The items were approved 6-0, with Trustee Georgia Acosta absent.
Countywide, school districts are seeing a rosier picture of teacher recruitment and retention than last year, says Santa Cruz County Office of Education spokesman Nick Ibarra.
While the county office is still looking to recruit specialized classified positions such as instructional aides and special education teachers, an effort to attract substitute teachers has made the situation more manageable, Ibarra says.
In August, Soquel Union Elementary School District approved a 15% raise for its teachers, which includes a 3% retroactive increase to last year, and a 12% increase this year.
Santa Cruz City Schools (SCCS) spokesman Sam Rolens says that the teachers’ union there has negotiated a bonus to address the hardships that came with the Covid-19 pandemic. But so far, he adds, the district has not faced a teacher shortage.
Still, SCCS—like most districts in Santa Cruz County and across the U.S.—faces difficulty retaining teachers who accept jobs and meet insurmountable housing costs.

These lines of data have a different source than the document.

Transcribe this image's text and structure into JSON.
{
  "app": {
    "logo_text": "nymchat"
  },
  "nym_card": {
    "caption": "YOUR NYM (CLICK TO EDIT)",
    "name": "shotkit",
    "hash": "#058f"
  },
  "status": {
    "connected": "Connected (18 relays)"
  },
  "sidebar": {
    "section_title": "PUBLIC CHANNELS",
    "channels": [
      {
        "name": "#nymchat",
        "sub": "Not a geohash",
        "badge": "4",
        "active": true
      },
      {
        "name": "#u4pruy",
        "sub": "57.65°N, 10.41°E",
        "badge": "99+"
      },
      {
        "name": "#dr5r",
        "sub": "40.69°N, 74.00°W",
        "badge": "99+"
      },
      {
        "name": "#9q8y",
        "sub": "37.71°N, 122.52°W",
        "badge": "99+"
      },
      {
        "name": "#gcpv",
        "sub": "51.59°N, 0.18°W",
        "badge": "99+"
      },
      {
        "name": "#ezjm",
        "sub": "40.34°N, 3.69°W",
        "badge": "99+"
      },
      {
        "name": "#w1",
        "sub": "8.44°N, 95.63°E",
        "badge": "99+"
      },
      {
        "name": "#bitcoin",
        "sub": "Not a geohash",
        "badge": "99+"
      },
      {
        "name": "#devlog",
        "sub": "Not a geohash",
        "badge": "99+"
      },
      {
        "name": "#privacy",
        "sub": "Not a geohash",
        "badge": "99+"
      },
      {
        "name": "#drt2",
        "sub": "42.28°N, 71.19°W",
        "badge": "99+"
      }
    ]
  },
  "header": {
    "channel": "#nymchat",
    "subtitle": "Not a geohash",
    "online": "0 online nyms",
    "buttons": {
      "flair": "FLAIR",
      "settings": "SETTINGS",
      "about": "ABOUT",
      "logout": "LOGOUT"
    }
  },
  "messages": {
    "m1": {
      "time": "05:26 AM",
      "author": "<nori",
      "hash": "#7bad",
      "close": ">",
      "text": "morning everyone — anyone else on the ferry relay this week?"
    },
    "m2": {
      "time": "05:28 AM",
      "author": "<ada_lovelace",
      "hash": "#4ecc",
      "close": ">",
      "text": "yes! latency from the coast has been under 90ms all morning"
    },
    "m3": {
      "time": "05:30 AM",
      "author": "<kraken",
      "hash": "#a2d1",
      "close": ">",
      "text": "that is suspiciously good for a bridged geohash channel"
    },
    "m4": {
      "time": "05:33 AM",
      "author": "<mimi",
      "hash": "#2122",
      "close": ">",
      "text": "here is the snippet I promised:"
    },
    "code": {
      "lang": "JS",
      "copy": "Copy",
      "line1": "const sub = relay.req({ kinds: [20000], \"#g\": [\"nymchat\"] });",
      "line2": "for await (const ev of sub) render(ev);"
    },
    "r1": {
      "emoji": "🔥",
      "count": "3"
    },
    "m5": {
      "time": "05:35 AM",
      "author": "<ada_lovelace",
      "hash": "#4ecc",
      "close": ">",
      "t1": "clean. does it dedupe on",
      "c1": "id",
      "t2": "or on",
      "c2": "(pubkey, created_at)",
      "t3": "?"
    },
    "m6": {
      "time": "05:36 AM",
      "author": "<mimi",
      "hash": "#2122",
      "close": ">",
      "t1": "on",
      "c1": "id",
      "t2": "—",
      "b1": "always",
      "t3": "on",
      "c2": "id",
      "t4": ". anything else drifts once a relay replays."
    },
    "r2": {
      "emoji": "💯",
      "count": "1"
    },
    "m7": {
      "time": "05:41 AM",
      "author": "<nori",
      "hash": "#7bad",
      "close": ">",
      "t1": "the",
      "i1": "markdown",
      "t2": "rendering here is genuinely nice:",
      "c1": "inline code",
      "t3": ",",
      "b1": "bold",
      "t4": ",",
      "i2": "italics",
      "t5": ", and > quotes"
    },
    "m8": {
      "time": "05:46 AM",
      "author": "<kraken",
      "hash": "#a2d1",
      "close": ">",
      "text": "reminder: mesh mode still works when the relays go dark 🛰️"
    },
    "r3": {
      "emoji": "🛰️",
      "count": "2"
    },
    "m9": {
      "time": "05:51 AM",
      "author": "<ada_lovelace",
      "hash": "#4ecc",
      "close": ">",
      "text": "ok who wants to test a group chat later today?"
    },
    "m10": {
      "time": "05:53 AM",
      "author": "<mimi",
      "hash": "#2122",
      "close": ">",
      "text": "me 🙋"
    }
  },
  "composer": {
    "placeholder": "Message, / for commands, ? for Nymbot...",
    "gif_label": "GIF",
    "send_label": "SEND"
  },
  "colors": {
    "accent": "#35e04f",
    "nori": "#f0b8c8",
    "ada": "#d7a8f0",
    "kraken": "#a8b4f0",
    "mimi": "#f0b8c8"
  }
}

Rolens says that some 95% of declined job offers stem from this predicament. And so the district is hoping to use a parcel of its land on Swift Street on the Westside of Santa Cruz behind the old Natural Bridges campus to create workforce housing for teachers, an 80-unit apartment complex which would be offered to educators and staff members at below-market rental rates.
While no funding mechanism for this project has been officially identified, district officials are eyeing Measure K, a $240 million bond measure that would pay for projects and upgrades in secondary schools, and Measure L, a $122 million bond with similar aims in elementary schools.
If voters approve those measures in the Nov. 8 election, the district will use 5% of the funds for the teacher housing project, Rolens says.
“It is very difficult to find money within the fixed revenue of the school district for salary increases,” he says. “This is potentially a path that we can make all of our offered salaries more lucrative if someone has help in the Santa Cruz housing market.”